“Gerçek” Kimlik İfşası

serkan-akgoz

Artık yeni bir alışkanlığımız oldu. Ne mi? Birileri hakkında yazıp, eleştirmek ya da bunların “gerçek” kimliğini ifşa etmek.

Yıllardır yakınımdaki arkadaşlarıma bazıları hakkında yazmama gerekliliğini telkin ederim. Neden mi? Eşeğe kendini, at gibi hissetmesini önlemek için. Elbette eleştirilecek, hakkında yazılacak kişiler var. Bunlar hakkında yazılmalı. Ama eşekler, eleştiri hak edenlerden oldukça fazla bir sayıda.

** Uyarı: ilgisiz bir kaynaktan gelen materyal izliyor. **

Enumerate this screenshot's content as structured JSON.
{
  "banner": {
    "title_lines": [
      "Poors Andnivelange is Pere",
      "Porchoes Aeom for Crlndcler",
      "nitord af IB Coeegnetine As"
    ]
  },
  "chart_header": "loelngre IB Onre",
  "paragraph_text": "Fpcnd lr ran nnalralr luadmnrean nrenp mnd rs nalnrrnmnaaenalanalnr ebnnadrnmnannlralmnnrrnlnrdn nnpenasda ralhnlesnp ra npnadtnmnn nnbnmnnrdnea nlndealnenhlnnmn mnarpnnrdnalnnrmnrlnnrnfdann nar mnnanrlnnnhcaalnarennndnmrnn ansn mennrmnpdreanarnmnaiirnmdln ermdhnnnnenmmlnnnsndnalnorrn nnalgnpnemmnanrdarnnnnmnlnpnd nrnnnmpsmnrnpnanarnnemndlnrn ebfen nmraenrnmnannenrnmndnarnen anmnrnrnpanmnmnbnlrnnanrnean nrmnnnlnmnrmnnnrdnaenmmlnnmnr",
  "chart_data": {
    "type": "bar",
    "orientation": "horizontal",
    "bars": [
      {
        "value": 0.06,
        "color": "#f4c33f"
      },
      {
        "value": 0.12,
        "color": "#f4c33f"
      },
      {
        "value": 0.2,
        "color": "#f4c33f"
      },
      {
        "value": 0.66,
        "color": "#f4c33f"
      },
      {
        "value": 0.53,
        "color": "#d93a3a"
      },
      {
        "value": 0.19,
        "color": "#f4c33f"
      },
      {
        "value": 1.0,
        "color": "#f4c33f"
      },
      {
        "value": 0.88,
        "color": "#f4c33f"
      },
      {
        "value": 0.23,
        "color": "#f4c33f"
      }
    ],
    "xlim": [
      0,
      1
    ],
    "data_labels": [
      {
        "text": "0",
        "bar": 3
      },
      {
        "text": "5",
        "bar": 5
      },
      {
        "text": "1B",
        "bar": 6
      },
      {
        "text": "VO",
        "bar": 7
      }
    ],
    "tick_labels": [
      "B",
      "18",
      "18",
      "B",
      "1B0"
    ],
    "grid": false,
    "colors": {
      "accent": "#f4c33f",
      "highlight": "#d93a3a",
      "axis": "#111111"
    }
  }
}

Bunların teferruatına girmeyeceğim. Yalnız “gerçek” kimlik hakkında birkaç ifadem olacak. Yedi yıla yakın bir süredir Türkçü hareketin içerisindeyim. Kimleri gördüm, kimleri… Hem birey, hem de topluluk olarak. Mesafeli durdum. Çünkü tanımıyordum. Bu mesafe bir ön yargıdan… Çünkü birkaç kere gördüğüm oturup sohbet ettiğim biri benim için yeterli samimiyete ulaşmamıştır. Kimliğini göstermemiştir. Gidip, geldikçe konuştukça, okuduklarını anlattıkça bu mesafe ya aradan kalkar ya da açılır… Kimseye hak etmediği değeri ya da kimliği vermediğim için, yarın farklı kimlikleri veya görüşleri ortaya çıktığında hayal kırıklığı yaşamam.

Sizlere naçizane tavsiyem, birkaç kere konuştuğunuz, yüzünü gördüğünüz ya da görmediğiniz kişileri kendi kimliğinizden görmeyin, değer vermeyin. Neden mi? Kendi kimliğinizi yakıştırdığınız, bu kişilerin gerçek kimliğini açıklamak için yorulmaz, hayal kırıklığı yaşamazsınız.